The case, numbered FHC/ABJ/CS/883/2023, was brought before the Federal High Court in Abuja.

Goya Foods, a prominent producer and distributor of foods and beverages across the United States, Spanish-speaking countries, and Nigeria, seeks to enforce a longstanding consent judgment issued by the court in December 2006.

The judgment directed the Registrar to rectify the Trademarks Register to reflect Goya Foods Incorporated as the rightful owner of the “Goya Olive Oil” trademark, without any further formalities.

The lawsuit, exclusively revealed to sources, underscores Goya Foods’ determination to safeguard its intellectual property against alleged infringements.

According to court documents, Goya Foods obtained the consent judgment against Chikason Industries Limited, which was accused of marketing “Goya Olive Oil” in Nigeria, thus infringing on Goya Foods’ registered trademark.

Legal counsel for Goya Foods, Ade Adedeji, SAN, emphasized the necessity of rectifying the Trademarks Register to protect their trademark interests effectively.

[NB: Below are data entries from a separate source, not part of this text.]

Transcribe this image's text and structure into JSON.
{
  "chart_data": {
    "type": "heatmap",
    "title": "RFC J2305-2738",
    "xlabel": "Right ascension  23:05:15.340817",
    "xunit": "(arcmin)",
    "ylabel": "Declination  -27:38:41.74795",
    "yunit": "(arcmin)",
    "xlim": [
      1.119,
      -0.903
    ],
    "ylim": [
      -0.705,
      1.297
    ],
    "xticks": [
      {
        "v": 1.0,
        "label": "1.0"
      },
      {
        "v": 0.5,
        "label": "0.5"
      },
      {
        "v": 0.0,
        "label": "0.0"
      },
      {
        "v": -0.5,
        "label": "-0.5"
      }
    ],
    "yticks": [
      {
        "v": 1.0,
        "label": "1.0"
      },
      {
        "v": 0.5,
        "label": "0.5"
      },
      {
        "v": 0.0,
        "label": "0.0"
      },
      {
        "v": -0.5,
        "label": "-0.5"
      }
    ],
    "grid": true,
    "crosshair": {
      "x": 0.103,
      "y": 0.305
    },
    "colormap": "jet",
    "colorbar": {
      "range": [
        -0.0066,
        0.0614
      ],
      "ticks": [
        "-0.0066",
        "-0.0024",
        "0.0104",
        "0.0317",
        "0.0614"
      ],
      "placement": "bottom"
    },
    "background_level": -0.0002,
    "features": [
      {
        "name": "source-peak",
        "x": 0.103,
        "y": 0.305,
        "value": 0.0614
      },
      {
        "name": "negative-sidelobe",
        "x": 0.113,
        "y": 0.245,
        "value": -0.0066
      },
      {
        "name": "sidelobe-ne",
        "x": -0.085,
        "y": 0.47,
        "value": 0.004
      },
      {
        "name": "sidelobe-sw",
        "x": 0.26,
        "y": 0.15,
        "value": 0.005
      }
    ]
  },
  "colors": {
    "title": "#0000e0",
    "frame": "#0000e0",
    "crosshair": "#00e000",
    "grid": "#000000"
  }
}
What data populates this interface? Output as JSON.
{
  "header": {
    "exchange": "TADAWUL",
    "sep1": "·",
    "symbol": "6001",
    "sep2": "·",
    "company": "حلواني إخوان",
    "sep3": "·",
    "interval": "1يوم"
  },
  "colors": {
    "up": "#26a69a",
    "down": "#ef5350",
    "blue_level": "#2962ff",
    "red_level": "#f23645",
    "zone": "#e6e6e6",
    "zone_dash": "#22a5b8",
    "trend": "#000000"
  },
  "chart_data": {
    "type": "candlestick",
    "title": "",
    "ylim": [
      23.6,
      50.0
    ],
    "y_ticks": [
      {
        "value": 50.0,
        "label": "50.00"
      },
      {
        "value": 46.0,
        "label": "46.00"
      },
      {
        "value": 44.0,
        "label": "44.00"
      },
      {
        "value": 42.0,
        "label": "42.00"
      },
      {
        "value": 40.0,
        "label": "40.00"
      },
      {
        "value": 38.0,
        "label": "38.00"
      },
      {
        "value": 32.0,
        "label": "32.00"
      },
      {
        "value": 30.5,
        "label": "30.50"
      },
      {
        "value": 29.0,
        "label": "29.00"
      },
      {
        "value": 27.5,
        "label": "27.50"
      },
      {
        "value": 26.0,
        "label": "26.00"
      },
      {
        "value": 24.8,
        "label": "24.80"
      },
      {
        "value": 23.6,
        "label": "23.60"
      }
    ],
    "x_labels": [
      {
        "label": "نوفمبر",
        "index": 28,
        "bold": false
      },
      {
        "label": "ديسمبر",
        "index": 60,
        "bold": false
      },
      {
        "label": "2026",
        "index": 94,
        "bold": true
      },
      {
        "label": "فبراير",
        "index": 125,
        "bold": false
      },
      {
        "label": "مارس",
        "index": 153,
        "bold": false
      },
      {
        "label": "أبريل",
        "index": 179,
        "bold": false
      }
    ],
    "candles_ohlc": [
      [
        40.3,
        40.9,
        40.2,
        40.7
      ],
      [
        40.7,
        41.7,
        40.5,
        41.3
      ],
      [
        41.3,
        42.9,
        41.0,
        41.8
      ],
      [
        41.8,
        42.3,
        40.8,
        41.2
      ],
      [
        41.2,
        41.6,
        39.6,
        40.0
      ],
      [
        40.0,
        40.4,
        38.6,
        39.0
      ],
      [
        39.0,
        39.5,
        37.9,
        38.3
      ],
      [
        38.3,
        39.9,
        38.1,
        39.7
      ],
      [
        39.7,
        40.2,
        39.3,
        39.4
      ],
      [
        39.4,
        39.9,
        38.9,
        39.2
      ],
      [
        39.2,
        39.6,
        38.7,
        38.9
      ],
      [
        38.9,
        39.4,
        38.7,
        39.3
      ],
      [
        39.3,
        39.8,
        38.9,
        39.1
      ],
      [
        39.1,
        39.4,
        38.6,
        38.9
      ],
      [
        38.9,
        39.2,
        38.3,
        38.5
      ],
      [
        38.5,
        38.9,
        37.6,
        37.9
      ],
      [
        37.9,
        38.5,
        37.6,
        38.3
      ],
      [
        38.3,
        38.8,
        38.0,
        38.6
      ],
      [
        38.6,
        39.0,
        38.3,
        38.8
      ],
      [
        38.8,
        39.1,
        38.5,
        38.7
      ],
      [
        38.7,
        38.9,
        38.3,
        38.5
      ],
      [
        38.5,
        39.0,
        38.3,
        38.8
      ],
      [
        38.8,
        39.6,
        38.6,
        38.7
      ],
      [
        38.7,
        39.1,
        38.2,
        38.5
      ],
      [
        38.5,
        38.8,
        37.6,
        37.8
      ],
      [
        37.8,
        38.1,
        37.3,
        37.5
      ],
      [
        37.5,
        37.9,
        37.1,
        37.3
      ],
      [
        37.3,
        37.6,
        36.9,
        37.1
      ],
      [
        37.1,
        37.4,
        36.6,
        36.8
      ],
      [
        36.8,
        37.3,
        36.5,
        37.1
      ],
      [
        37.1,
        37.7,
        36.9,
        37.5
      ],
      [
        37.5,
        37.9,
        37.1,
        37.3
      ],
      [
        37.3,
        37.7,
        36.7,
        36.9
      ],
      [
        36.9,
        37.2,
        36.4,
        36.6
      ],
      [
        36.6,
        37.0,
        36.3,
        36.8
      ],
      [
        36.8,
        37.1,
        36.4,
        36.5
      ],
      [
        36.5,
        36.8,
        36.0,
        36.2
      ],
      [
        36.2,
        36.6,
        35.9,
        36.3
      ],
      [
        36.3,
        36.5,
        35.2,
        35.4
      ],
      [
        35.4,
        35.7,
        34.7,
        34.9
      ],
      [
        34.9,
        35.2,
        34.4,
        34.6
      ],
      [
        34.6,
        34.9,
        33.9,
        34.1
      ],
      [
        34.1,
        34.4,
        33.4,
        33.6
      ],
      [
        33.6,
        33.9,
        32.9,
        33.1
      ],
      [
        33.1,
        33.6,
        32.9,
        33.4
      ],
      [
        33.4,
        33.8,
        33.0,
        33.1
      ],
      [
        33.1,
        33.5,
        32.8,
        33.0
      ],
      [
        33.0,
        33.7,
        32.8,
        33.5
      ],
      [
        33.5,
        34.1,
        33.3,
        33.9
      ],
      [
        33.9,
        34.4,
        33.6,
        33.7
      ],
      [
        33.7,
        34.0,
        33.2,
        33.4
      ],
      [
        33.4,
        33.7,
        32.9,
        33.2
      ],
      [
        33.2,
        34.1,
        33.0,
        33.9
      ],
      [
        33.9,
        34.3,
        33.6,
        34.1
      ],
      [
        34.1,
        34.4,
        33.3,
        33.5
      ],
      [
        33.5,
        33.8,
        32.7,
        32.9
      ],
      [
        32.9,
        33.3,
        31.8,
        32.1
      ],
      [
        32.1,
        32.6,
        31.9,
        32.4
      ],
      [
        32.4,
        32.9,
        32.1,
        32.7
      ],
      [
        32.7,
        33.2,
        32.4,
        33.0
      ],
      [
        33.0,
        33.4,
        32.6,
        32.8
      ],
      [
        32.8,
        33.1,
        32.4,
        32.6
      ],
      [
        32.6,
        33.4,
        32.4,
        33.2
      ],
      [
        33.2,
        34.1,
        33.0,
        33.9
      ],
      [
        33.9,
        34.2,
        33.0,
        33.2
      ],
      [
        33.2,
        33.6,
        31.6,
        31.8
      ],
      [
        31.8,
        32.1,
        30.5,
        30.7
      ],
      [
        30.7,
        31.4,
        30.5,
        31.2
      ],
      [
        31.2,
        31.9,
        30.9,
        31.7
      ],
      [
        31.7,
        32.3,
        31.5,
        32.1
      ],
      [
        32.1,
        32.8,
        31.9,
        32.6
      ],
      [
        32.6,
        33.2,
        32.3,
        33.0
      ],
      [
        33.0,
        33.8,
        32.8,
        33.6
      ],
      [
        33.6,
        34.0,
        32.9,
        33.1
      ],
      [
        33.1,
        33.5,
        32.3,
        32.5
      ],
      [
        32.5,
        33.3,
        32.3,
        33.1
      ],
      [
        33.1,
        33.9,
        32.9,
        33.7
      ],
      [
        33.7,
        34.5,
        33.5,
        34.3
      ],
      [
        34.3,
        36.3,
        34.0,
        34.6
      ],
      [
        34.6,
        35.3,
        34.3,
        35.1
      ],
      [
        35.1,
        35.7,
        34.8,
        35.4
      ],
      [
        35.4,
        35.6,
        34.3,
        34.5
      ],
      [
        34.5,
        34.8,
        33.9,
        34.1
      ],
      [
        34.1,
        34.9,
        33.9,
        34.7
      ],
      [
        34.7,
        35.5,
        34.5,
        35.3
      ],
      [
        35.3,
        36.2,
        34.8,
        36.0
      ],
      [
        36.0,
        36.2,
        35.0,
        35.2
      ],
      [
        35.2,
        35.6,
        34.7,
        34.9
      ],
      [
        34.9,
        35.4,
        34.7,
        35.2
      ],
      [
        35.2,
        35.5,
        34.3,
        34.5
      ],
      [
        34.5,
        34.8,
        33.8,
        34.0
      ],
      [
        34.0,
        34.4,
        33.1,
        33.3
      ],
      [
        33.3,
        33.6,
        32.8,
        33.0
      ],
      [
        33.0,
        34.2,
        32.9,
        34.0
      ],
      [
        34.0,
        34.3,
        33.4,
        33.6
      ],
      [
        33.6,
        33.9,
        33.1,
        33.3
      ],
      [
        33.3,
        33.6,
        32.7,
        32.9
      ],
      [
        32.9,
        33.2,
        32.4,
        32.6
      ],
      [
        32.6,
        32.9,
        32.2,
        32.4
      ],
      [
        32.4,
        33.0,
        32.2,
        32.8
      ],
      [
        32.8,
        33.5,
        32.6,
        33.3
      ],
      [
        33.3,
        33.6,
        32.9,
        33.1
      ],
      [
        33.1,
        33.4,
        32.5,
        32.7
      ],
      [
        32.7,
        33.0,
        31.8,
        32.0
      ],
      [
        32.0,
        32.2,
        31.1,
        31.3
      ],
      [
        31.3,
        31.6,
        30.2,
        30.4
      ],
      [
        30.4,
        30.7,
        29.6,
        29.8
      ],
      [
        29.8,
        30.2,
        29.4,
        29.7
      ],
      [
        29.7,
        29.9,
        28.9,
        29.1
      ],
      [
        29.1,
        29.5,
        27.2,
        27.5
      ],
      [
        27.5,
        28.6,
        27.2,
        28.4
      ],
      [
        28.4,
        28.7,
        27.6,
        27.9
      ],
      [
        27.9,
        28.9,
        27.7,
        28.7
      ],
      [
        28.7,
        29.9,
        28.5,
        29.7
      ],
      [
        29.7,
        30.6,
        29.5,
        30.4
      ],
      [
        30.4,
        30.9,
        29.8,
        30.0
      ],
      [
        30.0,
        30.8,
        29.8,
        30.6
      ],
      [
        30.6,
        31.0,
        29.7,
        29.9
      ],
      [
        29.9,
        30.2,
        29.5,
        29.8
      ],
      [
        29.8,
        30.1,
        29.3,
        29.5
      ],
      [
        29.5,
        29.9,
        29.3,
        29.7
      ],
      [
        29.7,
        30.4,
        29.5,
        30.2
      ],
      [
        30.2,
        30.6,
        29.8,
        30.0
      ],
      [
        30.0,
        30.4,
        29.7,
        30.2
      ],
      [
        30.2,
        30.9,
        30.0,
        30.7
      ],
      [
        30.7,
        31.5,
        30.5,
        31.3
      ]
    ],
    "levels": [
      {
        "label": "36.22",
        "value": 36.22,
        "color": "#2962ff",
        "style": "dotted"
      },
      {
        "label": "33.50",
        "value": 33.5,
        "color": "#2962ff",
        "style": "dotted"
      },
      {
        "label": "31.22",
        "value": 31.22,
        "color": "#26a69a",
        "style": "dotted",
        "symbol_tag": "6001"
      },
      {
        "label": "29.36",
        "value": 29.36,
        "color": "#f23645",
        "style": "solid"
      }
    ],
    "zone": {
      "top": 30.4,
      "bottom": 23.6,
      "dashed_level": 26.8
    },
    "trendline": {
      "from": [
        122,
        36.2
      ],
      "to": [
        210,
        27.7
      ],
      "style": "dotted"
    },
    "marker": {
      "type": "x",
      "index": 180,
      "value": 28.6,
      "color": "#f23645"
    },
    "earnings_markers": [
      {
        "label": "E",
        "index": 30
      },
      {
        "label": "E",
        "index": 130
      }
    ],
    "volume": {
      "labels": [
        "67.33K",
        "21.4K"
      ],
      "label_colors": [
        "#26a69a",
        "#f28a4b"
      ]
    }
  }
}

Despite appeals to the Registrar, the requested rectification has not been implemented, prompting Goya Foods to escalate the matter through legal channels.

The case has been adjourned to September 27, 2024, for further proceedings, highlighting the complexity and significance of trademark disputes in the global marketplace.

Goya Foods remains committed to upholding its brand integrity and securing its proprietary interests amidst the evolving landscape of international trademark law.